We are trying to figure this one out...Shadow (the standard) thinks it's great to squeeze his big body into Charlie's (the mini) bed. Is he trying to relive puppyhood or what? lol :wacko:


----------



## Fluffyspoos (Aug 11, 2009)

Don'tcha love it when dogs do that? I think it's so freaking cute.


----------



## Fluffyspoos (Aug 11, 2009)

He's a gorgeous standard by the way, I loooove how dark his coloring is, kudos to you for actually being able to take a picture of him!


----------



## Poodleroni (Apr 20, 2009)

Thanks Fluffyspoos! It is hard to get his face to show up in a lot of pictures. Here is Charlie taking over Shadow's bed...lol


----------



## KPoos (Aug 29, 2009)

Is that a heater the bed is by? Maybe he wants to be by that heater or maybe he likes being in an enclosed space? That's why crates really work for dogs, they like the feeling of a "den."


----------



## Olie (Oct 10, 2009)

That is so sweet as is he. When I see Olie in Aokis I can never get the camera fast enough! I like your woodstove


----------



## taxtell (Sep 17, 2009)

Hahaha that's cute. 
Flip does that to Jack all the time, my husband always tells me "Flip's gone all cupcake again!"


----------



## spoospirit (Mar 10, 2009)

_ound: I love it!!
_


----------



## Poodleroni (Apr 20, 2009)

taxtell said:


> Hahaha that's cute.
> Flip does that to Jack all the time, my husband always tells me "Flip's gone all cupcake again!"

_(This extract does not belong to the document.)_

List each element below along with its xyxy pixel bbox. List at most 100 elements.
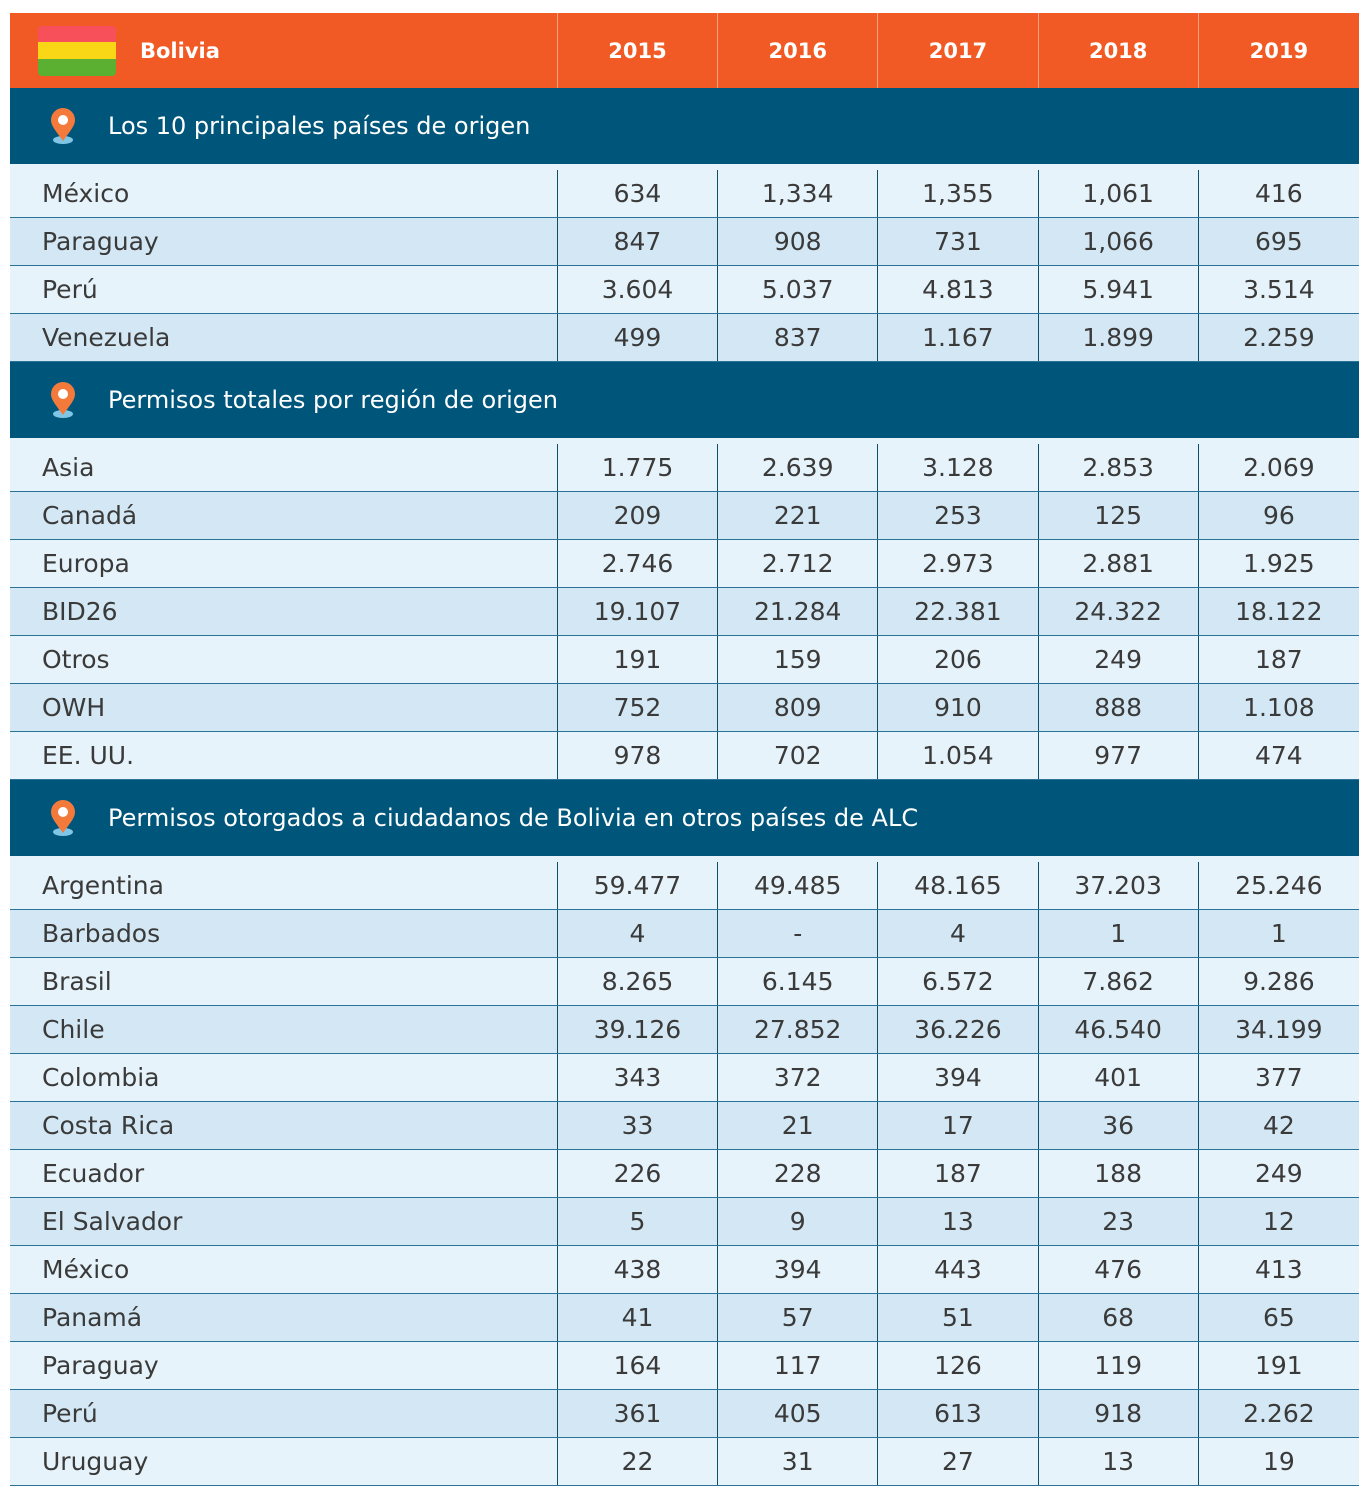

lol, that's hilarious Taxtell!!


----------



## Poodleroni (Apr 20, 2009)

KPoos said:


> Is that a heater the bed is by? Maybe he wants to be by that heater or maybe he likes being in an enclosed space? That's why crates really work for dogs, they like the feeling of a "den."


It's a wood stove, but we never use it! lol


----------



## Bella's Momma (Jul 26, 2009)

Awww...somebody wants to be a lap poodle. He is gorgeous...wow.


----------



## Poodleroni (Apr 20, 2009)

Thanks Bella's Momma! It's really funny when he climbs up on me on the couch, sits his butt on my lap, and sits straight up like he's my kid! lol


----------



## Bella's Momma (Jul 26, 2009)

Poodleroni said:


> Thanks Bella's Momma! It's really funny when he climbs up on me on the couch, sits his butt on my lap, and sits straight up like he's my kid! lol


LOL! Definitely a lap poodle!


----------



## roxy25 (Dec 18, 2008)

HAHHA Im not sure if you saw Enzo's pic he does the same thing.

Poodles are crazy !


----------



## Winnow (Jan 2, 2010)

Here is Charly in my sister's Bichon bed  
It is really small barely fits her.

I think they are secretly telling us that they are lap dogs


----------



## neVar (Dec 25, 2009)

all my big dogs do this- i have 3 HUGE dog beds (1x big dog) and one nice medium size one for the danish dog. Danish dog never lays in it (unless i'm doing nails- then he runs and lays in it) but my big guys. constantly try to fit into it.


----------